The national settlement agreement resolves two other investigations initiated by the government and not whistleblowers. One involves allegations that GSK engaged in misleading and improper promotion of its diabetes drug Avandia, through false representations made about the drug’s cardiovascular effect to physicians and providers. GSK agreed to pay a total settlement of $657 million involving claims paid by Medicaid for Avandia, of which Indiana will recover $1.75 million.

The settlement also resolves allegations that GSK failed to comply with federal “best price” requirements for drug reimbursements by underpaying rebates to state Medicaid programs. GSK agreed to pay $300 million in the national settlement, from which Indiana Medicaid will receive $1.22 million.

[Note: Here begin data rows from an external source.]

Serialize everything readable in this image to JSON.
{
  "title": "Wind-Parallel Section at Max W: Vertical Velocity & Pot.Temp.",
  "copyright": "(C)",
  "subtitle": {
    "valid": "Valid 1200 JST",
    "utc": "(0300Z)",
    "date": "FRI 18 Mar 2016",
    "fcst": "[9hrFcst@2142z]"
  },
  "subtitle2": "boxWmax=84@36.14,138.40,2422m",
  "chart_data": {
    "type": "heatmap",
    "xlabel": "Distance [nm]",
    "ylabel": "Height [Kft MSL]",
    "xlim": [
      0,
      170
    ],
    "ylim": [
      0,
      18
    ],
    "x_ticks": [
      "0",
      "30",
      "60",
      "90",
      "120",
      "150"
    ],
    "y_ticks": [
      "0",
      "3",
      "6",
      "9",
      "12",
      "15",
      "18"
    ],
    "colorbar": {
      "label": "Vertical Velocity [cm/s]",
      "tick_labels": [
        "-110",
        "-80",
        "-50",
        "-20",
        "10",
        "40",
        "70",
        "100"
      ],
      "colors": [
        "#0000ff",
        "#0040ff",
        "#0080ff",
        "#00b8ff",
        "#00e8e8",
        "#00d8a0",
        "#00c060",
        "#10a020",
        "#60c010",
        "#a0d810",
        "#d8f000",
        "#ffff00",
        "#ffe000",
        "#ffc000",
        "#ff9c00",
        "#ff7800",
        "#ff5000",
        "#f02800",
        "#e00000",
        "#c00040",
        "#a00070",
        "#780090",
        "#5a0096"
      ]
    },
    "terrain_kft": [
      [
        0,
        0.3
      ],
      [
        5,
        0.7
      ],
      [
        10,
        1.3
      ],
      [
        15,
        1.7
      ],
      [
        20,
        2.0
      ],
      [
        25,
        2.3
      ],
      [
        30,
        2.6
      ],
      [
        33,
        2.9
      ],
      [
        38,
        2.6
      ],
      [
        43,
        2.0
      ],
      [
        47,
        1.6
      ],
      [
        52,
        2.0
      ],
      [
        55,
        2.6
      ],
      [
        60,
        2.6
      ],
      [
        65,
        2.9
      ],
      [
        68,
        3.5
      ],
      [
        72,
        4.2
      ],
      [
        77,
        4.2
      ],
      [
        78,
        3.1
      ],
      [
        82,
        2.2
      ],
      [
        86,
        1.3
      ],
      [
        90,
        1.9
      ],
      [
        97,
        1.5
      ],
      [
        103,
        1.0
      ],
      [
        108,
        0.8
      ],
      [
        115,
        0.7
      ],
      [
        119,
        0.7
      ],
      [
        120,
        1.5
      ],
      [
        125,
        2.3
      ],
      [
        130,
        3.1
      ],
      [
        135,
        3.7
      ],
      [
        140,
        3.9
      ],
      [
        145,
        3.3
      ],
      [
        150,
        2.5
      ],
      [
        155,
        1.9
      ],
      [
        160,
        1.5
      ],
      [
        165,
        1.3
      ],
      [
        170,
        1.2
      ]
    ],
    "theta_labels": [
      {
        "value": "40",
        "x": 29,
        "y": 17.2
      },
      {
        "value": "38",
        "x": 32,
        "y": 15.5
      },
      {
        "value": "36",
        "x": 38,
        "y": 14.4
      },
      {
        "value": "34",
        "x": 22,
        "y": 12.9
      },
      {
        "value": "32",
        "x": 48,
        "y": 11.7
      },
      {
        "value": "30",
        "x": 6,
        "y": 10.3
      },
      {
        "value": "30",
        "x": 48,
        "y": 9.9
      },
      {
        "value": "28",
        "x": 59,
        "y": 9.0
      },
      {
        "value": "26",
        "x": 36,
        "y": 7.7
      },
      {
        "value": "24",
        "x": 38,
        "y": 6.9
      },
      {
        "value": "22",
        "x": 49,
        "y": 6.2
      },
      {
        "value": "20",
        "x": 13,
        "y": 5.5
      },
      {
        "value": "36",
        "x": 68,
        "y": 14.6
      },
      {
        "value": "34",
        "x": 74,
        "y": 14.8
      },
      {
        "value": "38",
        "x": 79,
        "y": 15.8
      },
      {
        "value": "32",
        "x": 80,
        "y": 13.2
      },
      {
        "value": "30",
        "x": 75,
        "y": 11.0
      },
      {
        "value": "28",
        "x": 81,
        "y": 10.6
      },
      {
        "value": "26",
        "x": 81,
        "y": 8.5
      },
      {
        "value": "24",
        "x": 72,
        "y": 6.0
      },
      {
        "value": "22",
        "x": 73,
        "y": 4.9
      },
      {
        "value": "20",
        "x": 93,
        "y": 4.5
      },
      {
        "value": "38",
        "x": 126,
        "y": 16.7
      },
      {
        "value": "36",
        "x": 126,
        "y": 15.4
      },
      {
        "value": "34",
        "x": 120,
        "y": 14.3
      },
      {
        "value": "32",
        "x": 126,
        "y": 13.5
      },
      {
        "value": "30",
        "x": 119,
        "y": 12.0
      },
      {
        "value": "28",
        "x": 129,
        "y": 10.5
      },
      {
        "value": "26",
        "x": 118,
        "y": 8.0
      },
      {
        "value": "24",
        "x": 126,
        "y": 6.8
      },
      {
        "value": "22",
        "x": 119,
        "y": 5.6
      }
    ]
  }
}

As part of the settlement, GSK also agreed to plead guilty to federal criminal charges that it violated the federal Food, Drug, and Cosmetic Act. The federal government alleged that GSK introduced Wellbutrin and Paxil into interstate commerce when the drugs were misbranded, meaning they contained labels not in accordance with their FDA approvals, and that GSK failed to report certain clinical data regarding Avandia to the FDA. GSK has agreed to pay a $1 billion criminal fine in connection with those allegations.

Funds the state recovers through the civil settlement will go back into the Indiana Medicaid program and pay for investigations of other providers.

Since January 2009, the Attorney General’s Medicaid Fraud Control Unit has joined in 17 settlements of whistleblower lawsuits against drug manufacturers for illegal off-label marketing that has resulted in approximately $35 million in recovery to the Indiana Medicaid program.

As part of a public awareness effort called “Blow the Whistle on Fraud,“ Zoeller and deputy attorneys general from the Medicaid Fraud Control Unit have spoken to groups of workers from the health care industry to explain their legal rights as whistleblowers under the False Claims Act. If a whistleblower files a qui tam lawsuit alleging fraud on a government contract, then under the False Claims Act the whistleblower is eligible for a percentage of any damages or settlement recovered at the end of the litigation. The whistleblowers in the GSK case will be eligible for a portion of the national settlement funds, not yet calculated.

“Whistleblowers who have the courage to file these types of lawsuits and expose Medicaid fraud are typically company insiders, and the False Claims Act provides them a percentage of settlement funds as a reward for their effort and hardship in bringing a lawsuit against their employer and to possibly help them transition to new employment,” Zoeller said.